UF study suggests cholera has become endemic in Haiti
By Thomas A. Weppelmann, Ph.D., M.P.H., C.P.H.
New research from the University of Florida College of Public Health and Health Professions suggests that after five years of cholera transmission in the impoverished island nation of Haiti, the outbreak may have become endemic. The findings appeared October 21 in the journal PLOS Neglected Tropical Diseases.
The study was led by Thomas A. Weppelmann, Ph.D., M.P.H., C.P.H., an adjunct faculty member and research scientist in the department of environmental and global health and a 2015 graduate of the department’s Ph.D. program, and Alexander Kirpich, Ph.D., a postdoctoral fellow in the department of molecular genetics and microbiology in the UF College of Medicine and a 2015 graduate of the Ph.D. program in the UF department of biostatistics.
Many mathematical models have been made from the cholera outbreak in Haiti, but our model is unique because it incorporated empirical data on the isolation of Vibrio cholerae O1 from surface waters in the Ouest Department of Haiti. We noticed that while the weekly reported cases seemed to be declining in the third and fourth years of the outbreak, the frequency of isolation of toxigenic V. cholerae in the environment was actually increasing. Under the current dogma of cholera transmission models, V. cholerae shed by humans into the environment only exists in a transient state governed by a constant rate of decay. The assumption is that although V. cholerae is an aquatic pathogen, it lacks the ability to replicate and survive for prolonged periods in surface waters. Given our understanding of V. cholerae biology, this is likely an oversimplification which precluded the possibility for an increase in environmental concentrations during a period where cholera incidence was infrequent or declining, as was observed in Haiti.
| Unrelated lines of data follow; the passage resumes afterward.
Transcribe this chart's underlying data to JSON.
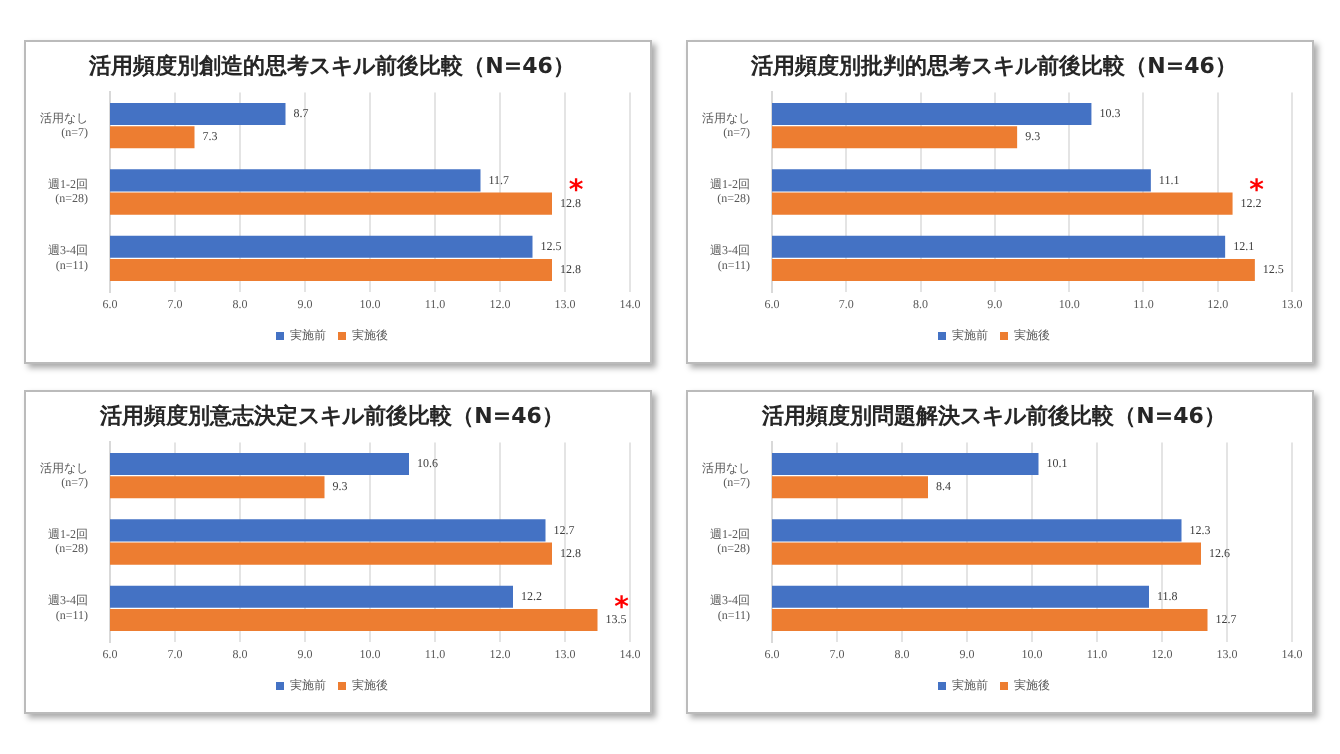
{
  "chart_data": [
    {
      "type": "bar",
      "orientation": "horizontal",
      "title": "活用頻度別創造的思考スキル前後比較（N=46）",
      "categories": [
        "活用なし\n(n=7)",
        "週1-2回\n(n=28)",
        "週3-4回\n(n=11)"
      ],
      "series": [
        {
          "name": "実施前",
          "color": "#4472c4",
          "values": [
            8.7,
            11.7,
            12.5
          ]
        },
        {
          "name": "実施後",
          "color": "#ed7d31",
          "values": [
            7.3,
            12.8,
            12.8
          ]
        }
      ],
      "xlim": [
        6,
        14
      ],
      "xticks": [
        {
          "value": 6,
          "label": "6.0"
        },
        {
          "value": 7,
          "label": "7.0"
        },
        {
          "value": 8,
          "label": "8.0"
        },
        {
          "value": 9,
          "label": "9.0"
        },
        {
          "value": 10,
          "label": "10.0"
        },
        {
          "value": 11,
          "label": "11.0"
        },
        {
          "value": 12,
          "label": "12.0"
        },
        {
          "value": 13,
          "label": "13.0"
        },
        {
          "value": 14,
          "label": "14.0"
        }
      ],
      "data_labels": true,
      "grid": "x",
      "legend": "bottom",
      "annotations": [
        {
          "text": "*",
          "x": 12.8,
          "y": "週1-2回\n(n=28)"
        }
      ]
    },
    {
      "type": "bar",
      "orientation": "horizontal",
      "title": "活用頻度別批判的思考スキル前後比較（N=46）",
      "categories": [
        "活用なし\n(n=7)",
        "週1-2回\n(n=28)",
        "週3-4回\n(n=11)"
      ],
      "series": [
        {
          "name": "実施前",
          "color": "#4472c4",
          "values": [
            10.3,
            11.1,
            12.1
          ]
        },
        {
          "name": "実施後",
          "color": "#ed7d31",
          "values": [
            9.3,
            12.2,
            12.5
          ]
        }
      ],
      "xlim": [
        6,
        13
      ],
      "xticks": [
        {
          "value": 6,
          "label": "6.0"
        },
        {
          "value": 7,
          "label": "7.0"
        },
        {
          "value": 8,
          "label": "8.0"
        },
        {
          "value": 9,
          "label": "9.0"
        },
        {
          "value": 10,
          "label": "10.0"
        },
        {
          "value": 11,
          "label": "11.0"
        },
        {
          "value": 12,
          "label": "12.0"
        },
        {
          "value": 13,
          "label": "13.0"
        }
      ],
      "data_labels": true,
      "grid": "x",
      "legend": "bottom",
      "annotations": [
        {
          "text": "*",
          "x": 12.2,
          "y": "週1-2回\n(n=28)"
        }
      ]
    },
    {
      "type": "bar",
      "orientation": "horizontal",
      "title": "活用頻度別意志決定スキル前後比較（N=46）",
      "categories": [
        "活用なし\n(n=7)",
        "週1-2回\n(n=28)",
        "週3-4回\n(n=11)"
      ],
      "series": [
        {
          "name": "実施前",
          "color": "#4472c4",
          "values": [
            10.6,
            12.7,
            12.2
          ]
        },
        {
          "name": "実施後",
          "color": "#ed7d31",
          "values": [
            9.3,
            12.8,
            13.5
          ]
        }
      ],
      "xlim": [
        6,
        14
      ],
      "xticks": [
        {
          "value": 6,
          "label": "6.0"
        },
        {
          "value": 7,
          "label": "7.0"
        },
        {
          "value": 8,
          "label": "8.0"
        },
        {
          "value": 9,
          "label": "9.0"
        },
        {
          "value": 10,
          "label": "10.0"
        },
        {
          "value": 11,
          "label": "11.0"
        },
        {
          "value": 12,
          "label": "12.0"
        },
        {
          "value": 13,
          "label": "13.0"
        },
        {
          "value": 14,
          "label": "14.0"
        }
      ],
      "data_labels": true,
      "grid": "x",
      "legend": "bottom",
      "annotations": [
        {
          "text": "*",
          "x": 13.5,
          "y": "週3-4回\n(n=11)"
        }
      ]
    },
    {
      "type": "bar",
      "orientation": "horizontal",
      "title": "活用頻度別問題解決スキル前後比較（N=46）",
      "categories": [
        "活用なし\n(n=7)",
        "週1-2回\n(n=28)",
        "週3-4回\n(n=11)"
      ],
      "series": [
        {
          "name": "実施前",
          "color": "#4472c4",
          "values": [
            10.1,
            12.3,
            11.8
          ]
        },
        {
          "name": "実施後",
          "color": "#ed7d31",
          "values": [
            8.4,
            12.6,
            12.7
          ]
        }
      ],
      "xlim": [
        6,
        14
      ],
      "xticks": [
        {
          "value": 6,
          "label": "6.0"
        },
        {
          "value": 7,
          "label": "7.0"
        },
        {
          "value": 8,
          "label": "8.0"
        },
        {
          "value": 9,
          "label": "9.0"
        },
        {
          "value": 10,
          "label": "10.0"
        },
        {
          "value": 11,
          "label": "11.0"
        },
        {
          "value": 12,
          "label": "12.0"
        },
        {
          "value": 13,
          "label": "13.0"
        },
        {
          "value": 14,
          "label": "14.0"
        }
      ],
      "data_labels": true,
      "grid": "x",
      "legend": "bottom"
    }
  ]
}
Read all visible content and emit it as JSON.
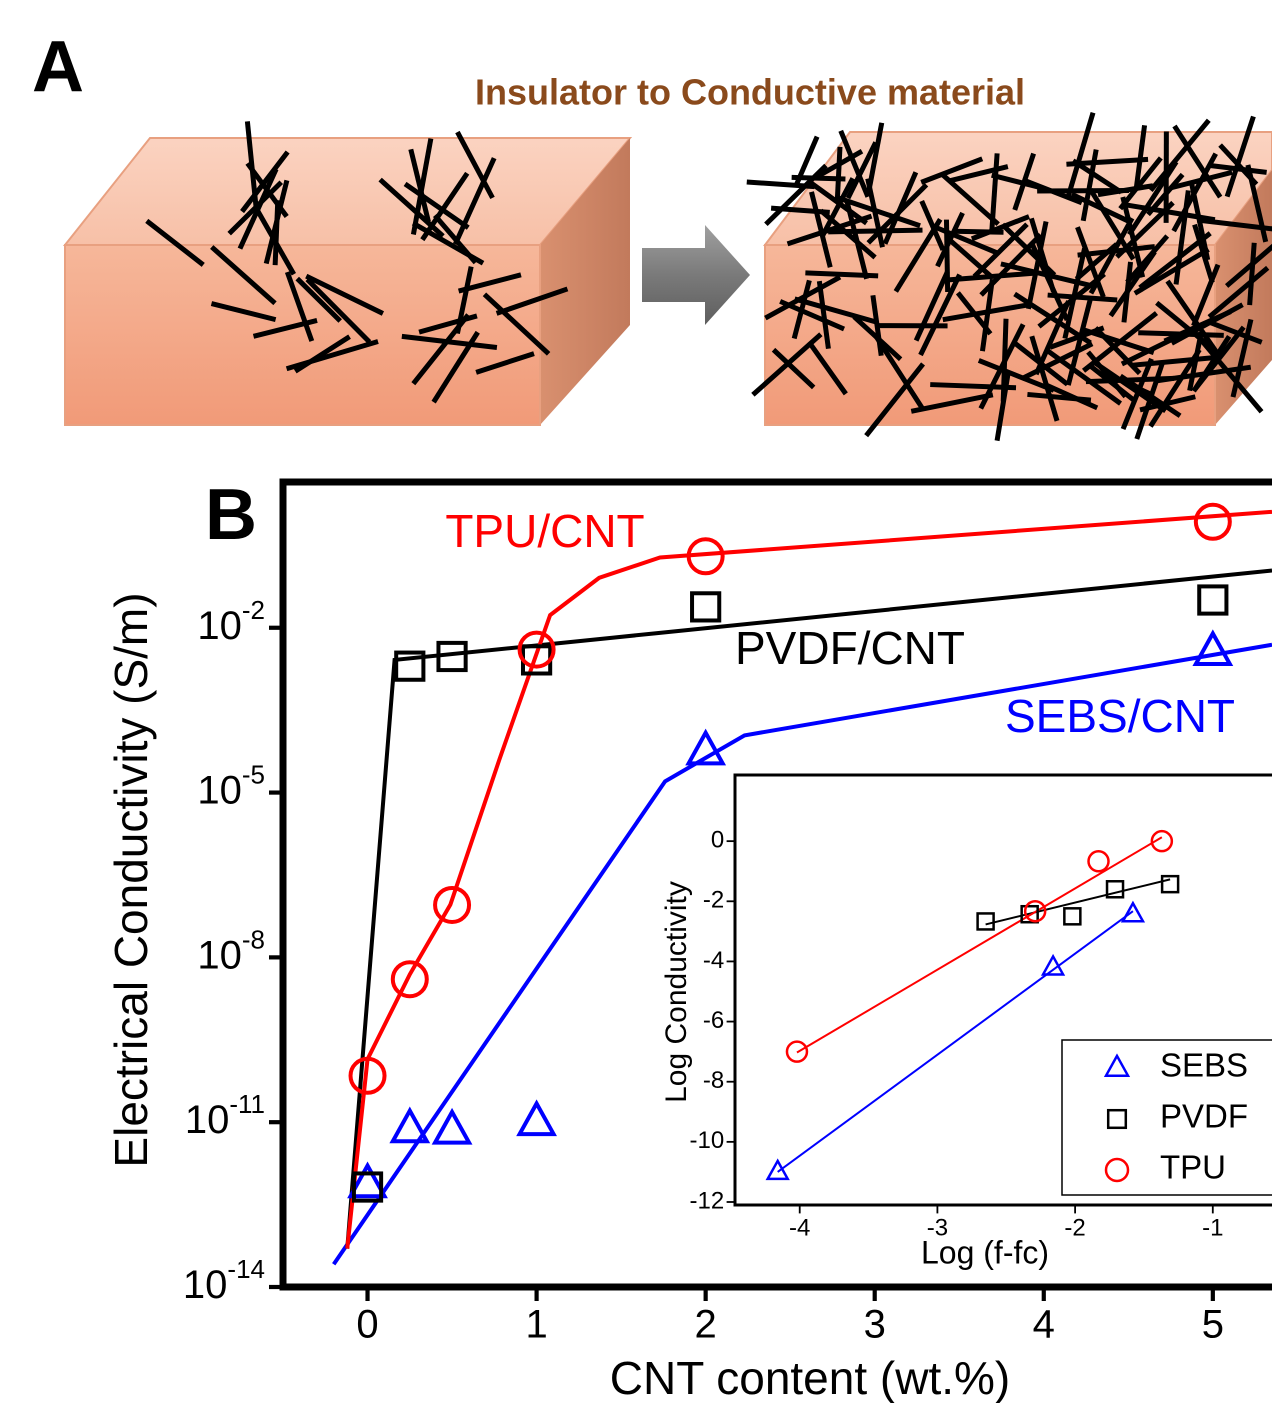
{
  "panels": {
    "a_label": "A",
    "a_title": "Insulator to Conductive material",
    "b_label": "B"
  },
  "chart_data": [
    {
      "type": "scatter",
      "xlabel": "CNT content (wt.%)",
      "ylabel": "Electrical Conductivity (S/m)",
      "xlim": [
        -0.5,
        5.35
      ],
      "xticks": [
        0,
        1,
        2,
        3,
        4,
        5
      ],
      "ylim": [
        1e-14,
        4.5
      ],
      "yscale": "log",
      "yticks": [
        {
          "value": 1e-14,
          "label": "10-14"
        },
        {
          "value": 1e-11,
          "label": "10-11"
        },
        {
          "value": 1e-08,
          "label": "10-8"
        },
        {
          "value": 1e-05,
          "label": "10-5"
        },
        {
          "value": 0.01,
          "label": "10-2"
        }
      ],
      "grid": false,
      "series": [
        {
          "name": "SEBS/CNT",
          "color": "#0000ff",
          "marker": "triangle",
          "x": [
            0,
            0.25,
            0.5,
            1,
            2,
            5
          ],
          "values": [
            7.4e-13,
            7.4e-12,
            7e-12,
            1e-11,
            5.6e-05,
            0.0036
          ],
          "fit_x": [
            -0.2,
            1.76,
            2.23,
            5.35
          ],
          "fit_values": [
            2.6e-14,
            1.6e-05,
            0.00011,
            0.0049
          ]
        },
        {
          "name": "PVDF/CNT",
          "color": "#000000",
          "marker": "square",
          "x": [
            0,
            0.25,
            0.5,
            1,
            2,
            5
          ],
          "values": [
            6.6e-13,
            0.002,
            0.003,
            0.0026,
            0.024,
            0.032
          ],
          "fit_x": [
            -0.12,
            0.16,
            5.35
          ],
          "fit_values": [
            5e-14,
            0.0026,
            0.11
          ]
        },
        {
          "name": "TPU/CNT",
          "color": "#ff0000",
          "marker": "circle",
          "x": [
            0,
            0.25,
            0.5,
            1,
            2,
            5
          ],
          "values": [
            7e-11,
            4e-09,
            9e-08,
            0.004,
            0.2,
            0.85
          ],
          "fit_x": [
            -0.12,
            0,
            0.25,
            0.49,
            0.78,
            1.08,
            1.37,
            1.73,
            5.35
          ],
          "fit_values": [
            5e-14,
            1.4e-10,
            4.9e-09,
            9.1e-08,
            4e-05,
            0.017,
            0.081,
            0.19,
            1.29
          ]
        }
      ]
    },
    {
      "type": "scatter",
      "xlabel": "Log (f-fc)",
      "ylabel": "Log Conductivity",
      "xlim": [
        -4.47,
        -0.57
      ],
      "xticks": [
        -4,
        -3,
        -2,
        -1
      ],
      "ylim": [
        -12.1,
        2.2
      ],
      "yticks": [
        -12,
        -10,
        -8,
        -6,
        -4,
        -2,
        0
      ],
      "legend": "lower right",
      "series": [
        {
          "name": "SEBS",
          "color": "#0000ff",
          "marker": "triangle",
          "x": [
            -4.16,
            -2.16,
            -1.58
          ],
          "values": [
            -11.0,
            -4.2,
            -2.43
          ],
          "fit_x": [
            -4.16,
            -1.58
          ],
          "fit_values": [
            -11.0,
            -2.33
          ]
        },
        {
          "name": "PVDF",
          "color": "#000000",
          "marker": "square",
          "x": [
            -2.65,
            -2.33,
            -2.02,
            -1.71,
            -1.31
          ],
          "values": [
            -2.67,
            -2.43,
            -2.5,
            -1.6,
            -1.43
          ],
          "fit_x": [
            -2.65,
            -1.31
          ],
          "fit_values": [
            -2.77,
            -1.27
          ]
        },
        {
          "name": "TPU",
          "color": "#ff0000",
          "marker": "circle",
          "x": [
            -4.02,
            -2.29,
            -1.83,
            -1.37
          ],
          "values": [
            -7.0,
            -2.33,
            -0.67,
            0.0
          ],
          "fit_x": [
            -4.02,
            -1.37
          ],
          "fit_values": [
            -7.03,
            0.13
          ]
        }
      ]
    }
  ]
}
For our dynamic model, we simulated the environmental compartment separately based on the biology of causative bacterium and the shedding of V. cholerae O1 by humans into the environment. The effects of precipitation and water temperature on the concentration and survival of V. cholerae in aquatic reservoirs was also included to reflect observations made by our group at the Emerging Pathogens Institute, led by Afsar Ali, Ph.D., a research associate professor in the department of environmental and global health, and J. Glenn Morris, Jr., M.D., M.P.H.&T.M., the director of the Emerging Pathogens Institute. Based on the model-fitted trend and the observed incidence, there is evidence that after an initial period of intense transmission, the cholera epidemic in Haiti stabilized during the third year of the outbreak and became endemic. The model estimates indicate that the proportion of the population susceptible to infection is increasing and that the presence of toxigenic V. cholerae in the environment remains a potential source of new infections. Given the lack of adequate improvements to drinking water and sanitation infrastructure, these conditions could facilitate ongoing, seasonal cholera epidemics in Haiti. Without further intervention from the international community, the goal of cholera elimination from the island of Hispaniola by 2022 will be more challenging, with the potential for cholera to become endemic in Haiti.